И я постоял молча, отворачиваясь, пряча лицо. Подышал поглубже, справился. Нина Борисовна сказала, точно ничего и не было:
– Давайте завтракать.
И мы сели за стол на кухне, стали есть яичницу с колбасой. Я только все косился, как Яков Юрьевич управляется одной рукой: берет хлеб, откусывает, кладет ломоть на стол; этой же рукой берет вилку, ест яичницу. Они разговаривали о чем-то и смеялись, и я разговаривал, и тоже смеялся. Чувствовал я какую-то надежную уверенность во всем. Она была и той, которую я всегда ощущал, увидев Ермаковых, и чем-то слегка другой. Последнее время, особенно в самый последний год, я должен был думать наперед решительно обо всем, даже поражался, помню, когда ребята в школе говорили:
– Я забыл, а мама не напомнила.
Я просто не имел права ни о чем забывать. А тут ко мне вдруг будто снова вернулось детство, когда сам ты можешь жить и радоваться, одна у тебя обязанность – вести себя нормально, а уж обо всем другом подумают за тебя старшие, теперь вот – Нина Борисовна и Яков Юрьевич. Будто даже усталость я вдруг почувствовал, а ведь выспался я ночью отлично…

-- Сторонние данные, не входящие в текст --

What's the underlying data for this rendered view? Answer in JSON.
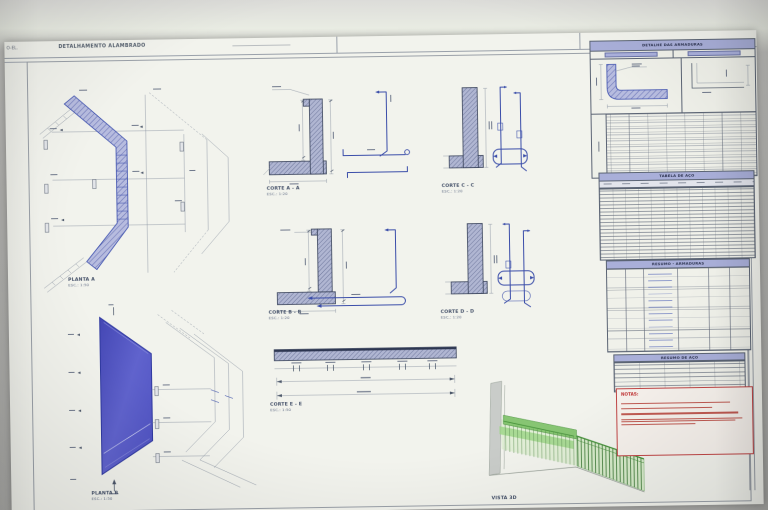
{
  "window": {
    "tab_prefix": "O-EL.",
    "title": "DETALHAMENTO ALAMBRADO"
  },
  "sections": {
    "plan_a": {
      "label": "PLANTA A",
      "scale": "ESC.: 1:50"
    },
    "plan_b": {
      "label": "PLANTA B",
      "scale": "ESC.: 1:50"
    },
    "corte_a": {
      "label": "CORTE A - A",
      "scale": "ESC.: 1:20"
    },
    "corte_b": {
      "label": "CORTE B - B",
      "scale": "ESC.: 1:20"
    },
    "corte_c": {
      "label": "CORTE C - C",
      "scale": "ESC.: 1:20"
    },
    "corte_d": {
      "label": "CORTE D - D",
      "scale": "ESC.: 1:20"
    },
    "corte_e": {
      "label": "CORTE E - E",
      "scale": "ESC.: 1:50"
    },
    "vista_3d": {
      "label": "VISTA 3D"
    }
  },
  "panels": {
    "armaduras": {
      "title": "DETALHE DAS ARMADURAS"
    },
    "tabela_aco": {
      "title": "TABELA DE AÇO"
    },
    "resumo_armaduras": {
      "title": "RESUMO - ARMADURAS"
    },
    "resumo_aco": {
      "title": "RESUMO DE AÇO"
    }
  },
  "notes": {
    "title": "NOTAS:"
  },
  "colors": {
    "hatch_blue": "#b7bcdf",
    "section_hatch": "#b0b6d2",
    "rebar_blue": "#3a4da9",
    "solid_plan_blue": "#5a5ec8",
    "fence_green": "#7cc166",
    "note_red": "#c04545",
    "table_header_blue": "#a9afd9"
  }
}
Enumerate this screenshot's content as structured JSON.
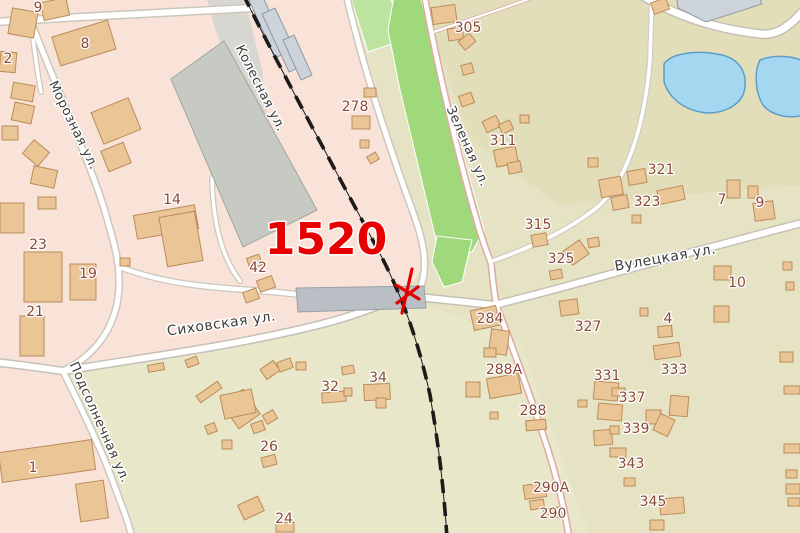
{
  "map": {
    "colors": {
      "pink_urban": "#f9e3d8",
      "olive_base": "#e6e3c4",
      "khaki_ne": "#e2deba",
      "light_s": "#e9e7c9",
      "park": "#a0d87c",
      "park_light": "#bce49e",
      "pond_fill": "#a4d7f0",
      "pond_stroke": "#5e9dc8",
      "building_fill": "#eac596",
      "building_stroke": "#bb8c5a",
      "grey_building_fill": "#c6cac3",
      "grey_building_stroke": "#a0a59b",
      "rail_building_fill": "#ccd3da",
      "rail_building_stroke": "#8e99a4",
      "platform_fill": "#babfc5",
      "platform_stroke": "#9aa0a6",
      "grey_corridor": "#d8d6d1",
      "road_fill": "#ffffff",
      "railway": "#1b1b1b",
      "annotation_red": "#e60000"
    },
    "regions": [
      {
        "name": "olive-base",
        "pts": "-4,-4 804,-4 804,537 -4,537",
        "fill": "#e6e3c4"
      },
      {
        "name": "khaki-northeast",
        "pts": "430,-4 804,-4 804,185 560,205 470,140 436,40",
        "fill": "#e2deba"
      },
      {
        "name": "light-south",
        "pts": "64,374 340,318 412,300 520,340 590,537 128,537",
        "fill": "#e9e7c9"
      },
      {
        "name": "pink-urban",
        "pts": "-4,-4 348,-4 380,100 415,215 424,262 408,293 330,320 230,344 120,360 63,371 90,430 114,480 133,537 -4,537",
        "fill": "#f9e3d8"
      },
      {
        "name": "railway-corridor",
        "pts": "206,-5 244,-5 262,70 270,145 258,178 236,84 214,26",
        "fill": "#d8d6d1"
      }
    ],
    "parks": [
      {
        "name": "park-strip-top",
        "pts": "350,-4 390,-4 404,40 368,52",
        "fill": "#bce49e"
      },
      {
        "name": "park-strip-main",
        "pts": "394,-4 420,-4 470,180 484,230 472,252 452,258 436,240 400,90 388,30",
        "fill": "#a0d87c"
      },
      {
        "name": "park-junction-triangle",
        "pts": "437,236 472,240 462,282 444,287 432,262",
        "fill": "#a0d87c"
      }
    ],
    "ponds": [
      {
        "name": "pond-west",
        "d": "M 664,64 C 672,52 700,50 722,55 C 742,60 748,76 744,92 C 740,106 720,116 700,112 C 680,108 668,95 664,82 Z"
      },
      {
        "name": "pond-east",
        "d": "M 760,60 C 775,54 795,56 804,62 L 804,115 C 790,119 772,116 763,105 C 755,92 754,72 760,60 Z"
      }
    ],
    "roads": [
      {
        "name": "road-thin-305",
        "d": "M 434,32 C 468,20 505,8 540,-5",
        "cw": 4,
        "fw": 2.2,
        "cc": "#e0b4ac"
      },
      {
        "name": "road-ne-minor",
        "d": "M 492,261 C 530,248 570,230 600,205 C 630,175 645,120 650,60 L 652,-6",
        "cw": 6,
        "fw": 3.5,
        "cc": "#d2cdc3"
      },
      {
        "name": "road-top-branch",
        "d": "M 31,21 C 34,48 37,70 41,92",
        "cw": 6,
        "fw": 3.5,
        "cc": "#ccc7bd"
      },
      {
        "name": "road-top",
        "d": "M -6,22 C 80,17 170,12 252,8",
        "cw": 9,
        "fw": 6,
        "cc": "#ccc7bd"
      },
      {
        "name": "road-moroznaya",
        "d": "M 30,19 C 55,85 85,150 103,205 C 115,245 122,268 118,298 C 112,338 86,360 63,371",
        "cw": 8,
        "fw": 5,
        "cc": "#ccc7bd"
      },
      {
        "name": "road-grey-bld-north",
        "d": "M 212,178 C 213,222 221,256 240,281",
        "cw": 6,
        "fw": 3.5,
        "cc": "#ccc7bd"
      },
      {
        "name": "road-grey-bld-loop",
        "d": "M 120,267 C 185,292 250,287 310,296 C 348,302 378,299 409,296",
        "cw": 7,
        "fw": 4.5,
        "cc": "#ccc7bd"
      },
      {
        "name": "road-podsolnechnaya",
        "d": "M 63,371 C 80,406 100,446 112,479 C 121,504 128,520 132,538",
        "cw": 8,
        "fw": 5,
        "cc": "#ccc7bd"
      },
      {
        "name": "road-sikhovska",
        "d": "M -6,362 C 30,366 48,369 63,371 C 140,358 235,346 322,324 C 372,311 390,299 409,296 L 494,305",
        "cw": 9,
        "fw": 6,
        "cc": "#c5c0b6"
      },
      {
        "name": "road-west-of-park",
        "d": "M 346,-6 C 365,75 392,155 414,215 C 424,243 428,266 421,286 C 418,293 413,295 409,296",
        "cw": 8,
        "fw": 5,
        "cc": "#ccc7bd"
      },
      {
        "name": "road-zelenaya-north",
        "d": "M 424,-6 C 438,70 458,155 476,218 C 483,243 488,255 491,263",
        "cw": 7.5,
        "fw": 4.5,
        "cc": "#dfaaa2"
      },
      {
        "name": "road-zelenaya-south",
        "d": "M 491,263 C 493,280 494,295 497,307 C 512,346 532,400 548,450 C 558,482 565,510 569,538",
        "cw": 7.5,
        "fw": 4.5,
        "cc": "#dfaaa2"
      },
      {
        "name": "road-vuletskaya",
        "d": "M 494,305 C 560,289 630,268 700,250 C 735,241 770,231 806,222",
        "cw": 9,
        "fw": 6,
        "cc": "#c5c0b6"
      },
      {
        "name": "road-top-right-v",
        "d": "M 640,-6 C 671,14 714,29 761,34 C 778,36 792,24 804,10",
        "cw": 10,
        "fw": 7,
        "cc": "#c5c0b6"
      }
    ],
    "railway": {
      "name": "railway-track",
      "d": "M 243,-6 C 278,65 330,160 378,250 C 402,295 418,340 430,395 C 438,440 444,490 447,538",
      "base_width": 1,
      "dash_width": 3.6,
      "dash": "14 9"
    },
    "poly_buildings": [
      {
        "name": "industrial-grey-building",
        "pts": "171,79 224,41 317,210 243,247",
        "cls": "grey"
      },
      {
        "name": "rail-platform-1",
        "pts": "249,0 262,-5 288,52 275,58",
        "cls": "rail"
      },
      {
        "name": "rail-platform-2",
        "pts": "262,14 275,8 302,66 289,72",
        "cls": "rail"
      },
      {
        "name": "rail-platform-3",
        "pts": "283,40 294,35 312,75 301,80",
        "cls": "rail"
      },
      {
        "name": "loading-platform",
        "pts": "296,288 424,286 426,308 298,312",
        "cls": "strip"
      },
      {
        "name": "top-right-grey-roof",
        "pts": "676,-6 758,-6 762,4 706,22 678,8",
        "cls": "rail"
      }
    ],
    "buildings": [
      [
        10,
        10,
        26,
        26,
        10
      ],
      [
        42,
        0,
        26,
        18,
        -12
      ],
      [
        55,
        28,
        58,
        30,
        -17
      ],
      [
        0,
        52,
        16,
        20,
        5
      ],
      [
        96,
        104,
        40,
        34,
        -22
      ],
      [
        104,
        146,
        24,
        22,
        -22
      ],
      [
        12,
        84,
        22,
        16,
        10
      ],
      [
        13,
        104,
        20,
        18,
        12
      ],
      [
        2,
        126,
        16,
        14,
        0
      ],
      [
        26,
        144,
        20,
        18,
        40
      ],
      [
        32,
        168,
        24,
        18,
        12
      ],
      [
        0,
        203,
        24,
        30,
        0
      ],
      [
        38,
        197,
        18,
        12,
        0
      ],
      [
        135,
        210,
        62,
        24,
        -10
      ],
      [
        163,
        214,
        36,
        50,
        -10
      ],
      [
        24,
        252,
        38,
        50,
        0
      ],
      [
        70,
        264,
        26,
        36,
        0
      ],
      [
        20,
        316,
        24,
        40,
        0
      ],
      [
        0,
        446,
        94,
        30,
        -8
      ],
      [
        78,
        482,
        28,
        38,
        -8
      ],
      [
        248,
        256,
        13,
        11,
        -20
      ],
      [
        258,
        278,
        16,
        12,
        -20
      ],
      [
        244,
        290,
        14,
        11,
        -20
      ],
      [
        120,
        258,
        10,
        8,
        0
      ],
      [
        364,
        88,
        12,
        9,
        0
      ],
      [
        352,
        116,
        18,
        13,
        0
      ],
      [
        360,
        140,
        9,
        8,
        0
      ],
      [
        368,
        154,
        10,
        8,
        -30
      ],
      [
        432,
        6,
        24,
        17,
        -8
      ],
      [
        448,
        28,
        15,
        12,
        -8
      ],
      [
        460,
        36,
        14,
        11,
        -40
      ],
      [
        462,
        64,
        11,
        10,
        -15
      ],
      [
        460,
        94,
        13,
        11,
        -20
      ],
      [
        484,
        118,
        15,
        12,
        -25
      ],
      [
        500,
        122,
        12,
        10,
        -25
      ],
      [
        495,
        148,
        22,
        17,
        -12
      ],
      [
        508,
        162,
        13,
        11,
        -12
      ],
      [
        520,
        115,
        9,
        8,
        0
      ],
      [
        600,
        178,
        22,
        18,
        -10
      ],
      [
        628,
        170,
        18,
        14,
        -10
      ],
      [
        658,
        188,
        26,
        14,
        -12
      ],
      [
        612,
        196,
        16,
        13,
        -10
      ],
      [
        632,
        215,
        9,
        8,
        0
      ],
      [
        588,
        158,
        10,
        9,
        0
      ],
      [
        727,
        180,
        13,
        18,
        0
      ],
      [
        748,
        186,
        10,
        12,
        0
      ],
      [
        754,
        202,
        20,
        18,
        -8
      ],
      [
        714,
        266,
        17,
        14,
        0
      ],
      [
        714,
        306,
        15,
        16,
        0
      ],
      [
        783,
        262,
        9,
        8,
        0
      ],
      [
        786,
        282,
        8,
        8,
        0
      ],
      [
        532,
        234,
        15,
        12,
        -10
      ],
      [
        566,
        244,
        20,
        17,
        -35
      ],
      [
        588,
        238,
        11,
        9,
        -10
      ],
      [
        550,
        270,
        12,
        9,
        -10
      ],
      [
        560,
        300,
        18,
        15,
        -8
      ],
      [
        640,
        308,
        8,
        8,
        0
      ],
      [
        658,
        326,
        14,
        11,
        -5
      ],
      [
        654,
        344,
        26,
        14,
        -8
      ],
      [
        472,
        308,
        26,
        20,
        -12
      ],
      [
        490,
        330,
        18,
        24,
        8
      ],
      [
        484,
        348,
        12,
        9,
        0
      ],
      [
        466,
        382,
        14,
        15,
        0
      ],
      [
        488,
        376,
        32,
        20,
        -10
      ],
      [
        526,
        420,
        20,
        10,
        -5
      ],
      [
        490,
        412,
        8,
        7,
        0
      ],
      [
        524,
        484,
        22,
        14,
        -8
      ],
      [
        530,
        500,
        14,
        9,
        -8
      ],
      [
        544,
        508,
        16,
        10,
        -8
      ],
      [
        594,
        382,
        24,
        18,
        5
      ],
      [
        598,
        404,
        24,
        16,
        5
      ],
      [
        578,
        400,
        9,
        7,
        0
      ],
      [
        612,
        388,
        13,
        8,
        0
      ],
      [
        670,
        396,
        18,
        20,
        5
      ],
      [
        646,
        410,
        15,
        14,
        0
      ],
      [
        656,
        416,
        16,
        18,
        25
      ],
      [
        594,
        430,
        18,
        15,
        -5
      ],
      [
        610,
        426,
        9,
        8,
        0
      ],
      [
        610,
        448,
        16,
        9,
        0
      ],
      [
        624,
        478,
        11,
        8,
        0
      ],
      [
        660,
        498,
        24,
        16,
        -5
      ],
      [
        650,
        520,
        14,
        10,
        0
      ],
      [
        780,
        352,
        13,
        10,
        0
      ],
      [
        784,
        386,
        16,
        8,
        0
      ],
      [
        784,
        444,
        16,
        9,
        0
      ],
      [
        786,
        470,
        11,
        8,
        0
      ],
      [
        786,
        484,
        14,
        10,
        0
      ],
      [
        788,
        498,
        12,
        8,
        0
      ],
      [
        322,
        392,
        24,
        10,
        -5
      ],
      [
        344,
        388,
        8,
        8,
        0
      ],
      [
        364,
        384,
        26,
        16,
        -3
      ],
      [
        376,
        398,
        10,
        10,
        0
      ],
      [
        342,
        366,
        12,
        8,
        -10
      ],
      [
        262,
        364,
        16,
        12,
        -35
      ],
      [
        278,
        360,
        14,
        10,
        -20
      ],
      [
        296,
        362,
        10,
        8,
        0
      ],
      [
        228,
        394,
        26,
        30,
        -35
      ],
      [
        264,
        412,
        12,
        10,
        -30
      ],
      [
        252,
        422,
        12,
        10,
        -20
      ],
      [
        262,
        456,
        14,
        10,
        -15
      ],
      [
        240,
        500,
        22,
        16,
        -25
      ],
      [
        276,
        522,
        18,
        10,
        0
      ],
      [
        196,
        388,
        26,
        8,
        -35
      ],
      [
        222,
        392,
        32,
        24,
        -12
      ],
      [
        206,
        424,
        10,
        9,
        -20
      ],
      [
        222,
        440,
        10,
        9,
        0
      ],
      [
        148,
        364,
        16,
        7,
        -10
      ],
      [
        186,
        358,
        12,
        8,
        -20
      ],
      [
        652,
        0,
        16,
        12,
        -20
      ]
    ],
    "street_labels": [
      {
        "text": "Морозная ул.",
        "x": 70,
        "y": 127,
        "rot": 64,
        "size": 13
      },
      {
        "text": "Колесная ул.",
        "x": 257,
        "y": 90,
        "rot": 63,
        "size": 13
      },
      {
        "text": "Зеленая ул.",
        "x": 464,
        "y": 148,
        "rot": 66,
        "size": 13
      },
      {
        "text": "Вулецкая ул.",
        "x": 666,
        "y": 262,
        "rot": -10,
        "size": 14
      },
      {
        "text": "Сиховская ул.",
        "x": 222,
        "y": 328,
        "rot": -8,
        "size": 14
      },
      {
        "text": "Подсолнечная ул.",
        "x": 96,
        "y": 424,
        "rot": 66,
        "size": 13
      }
    ],
    "number_labels": [
      {
        "text": "9",
        "x": 38,
        "y": 12
      },
      {
        "text": "8",
        "x": 85,
        "y": 48
      },
      {
        "text": "2",
        "x": 8,
        "y": 63
      },
      {
        "text": "14",
        "x": 172,
        "y": 204
      },
      {
        "text": "23",
        "x": 38,
        "y": 249
      },
      {
        "text": "19",
        "x": 88,
        "y": 278
      },
      {
        "text": "21",
        "x": 35,
        "y": 316
      },
      {
        "text": "42",
        "x": 258,
        "y": 272
      },
      {
        "text": "1",
        "x": 33,
        "y": 472
      },
      {
        "text": "278",
        "x": 355,
        "y": 111
      },
      {
        "text": "305",
        "x": 468,
        "y": 32
      },
      {
        "text": "311",
        "x": 503,
        "y": 145
      },
      {
        "text": "321",
        "x": 661,
        "y": 174
      },
      {
        "text": "323",
        "x": 647,
        "y": 206
      },
      {
        "text": "315",
        "x": 538,
        "y": 229
      },
      {
        "text": "325",
        "x": 561,
        "y": 263
      },
      {
        "text": "7",
        "x": 722,
        "y": 204
      },
      {
        "text": "9",
        "x": 760,
        "y": 207
      },
      {
        "text": "10",
        "x": 737,
        "y": 287
      },
      {
        "text": "4",
        "x": 668,
        "y": 323
      },
      {
        "text": "327",
        "x": 588,
        "y": 331
      },
      {
        "text": "284",
        "x": 490,
        "y": 323
      },
      {
        "text": "288А",
        "x": 504,
        "y": 374
      },
      {
        "text": "288",
        "x": 533,
        "y": 415
      },
      {
        "text": "290А",
        "x": 551,
        "y": 492
      },
      {
        "text": "290",
        "x": 553,
        "y": 518
      },
      {
        "text": "331",
        "x": 607,
        "y": 380
      },
      {
        "text": "337",
        "x": 632,
        "y": 402
      },
      {
        "text": "333",
        "x": 674,
        "y": 374
      },
      {
        "text": "339",
        "x": 636,
        "y": 433
      },
      {
        "text": "343",
        "x": 631,
        "y": 468
      },
      {
        "text": "345",
        "x": 653,
        "y": 506
      },
      {
        "text": "32",
        "x": 330,
        "y": 391
      },
      {
        "text": "34",
        "x": 378,
        "y": 382
      },
      {
        "text": "26",
        "x": 269,
        "y": 451
      },
      {
        "text": "24",
        "x": 284,
        "y": 523
      }
    ],
    "annotation": {
      "text": "1520",
      "x": 326,
      "y": 254,
      "size": 44,
      "color": "#e60000"
    },
    "crossing_icon": {
      "color": "#e60000",
      "paths": [
        "M 412,269 L 402,313",
        "M 396,285 L 419,299",
        "M 418,287 L 397,303"
      ]
    }
  }
}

– Ну, Иван, здравствуй! – сказала мне Нина Борисовна, а я увидел, что все они молча и внимательно смотрят на меня.
– Здравствуйте, – ответил я и даже не улыбнулся, поскольку ничего смешного в том, что мы с Ниной Борисовной поздоровались, не было. Посмотрел на Татьяну. – Мы с ней думали после вашего приезда перебраться в комнату мамы. Теперь мою то есть. Конечно, вчетвером, может, и тесновато будет…
– А мы все время вчетвером жили, – быстро сказала Нина Борисовна.
– Да! – сказал Яков Юрьевич, и глаза у него опять были озорными.
– Мы бы с Татьяной пожили у вас хоть месяц, а? Если, конечно, Татьяна не будет возражать.
– А, доченька? – спросила Нина Борисовна.
– Да, интересно: будет она возражать или нет? – сказал Яков Юрьевич.
– Получается, что мы с Татьяной пытаемся взгромоздиться вам на плечи… – начал я.
– Но это же – временно, – договорила Татьяна.
– Спасибо вам, детки дорогие! – сказала Нина Борисовна.
– Раньше говорили: «Сына растишь – в долг даешь, дочь растишь – на ветер бросаешь!» – сказал Яков Юрьевич.
– Я через месяц выброшусь на ветер! – заверила Татьяна.
– Ну, давайте чай пить, – сказала Нина Борисовна и стала разливать в чашки чай.
После чая мы начали разбирать их рюкзаки и чемоданы. Чего-чего только в них не было! И я понял еще одно: большая разница, когда ты идешь в туристский поход недельки на две, и когда отправляешься в глухомань на полгода, а то и больше. И туристские базы не ждут тебя со свежим бельем.
– А все-таки профессия у вас – мужественная!
– Это так кажется только, Иван, – и глаза Якова Юрьевича опять стали озорными, он поглядел на Татьяну: – Мне, например, кажется, что и та, которую она себе выбрала…
– Да и у Ивана в цеху можно без рук-ног остаться, – перебила его Татьяна.
– Даже вот и вас вырастить, – Нина Борисовна вздохнула, – и то мужество надо.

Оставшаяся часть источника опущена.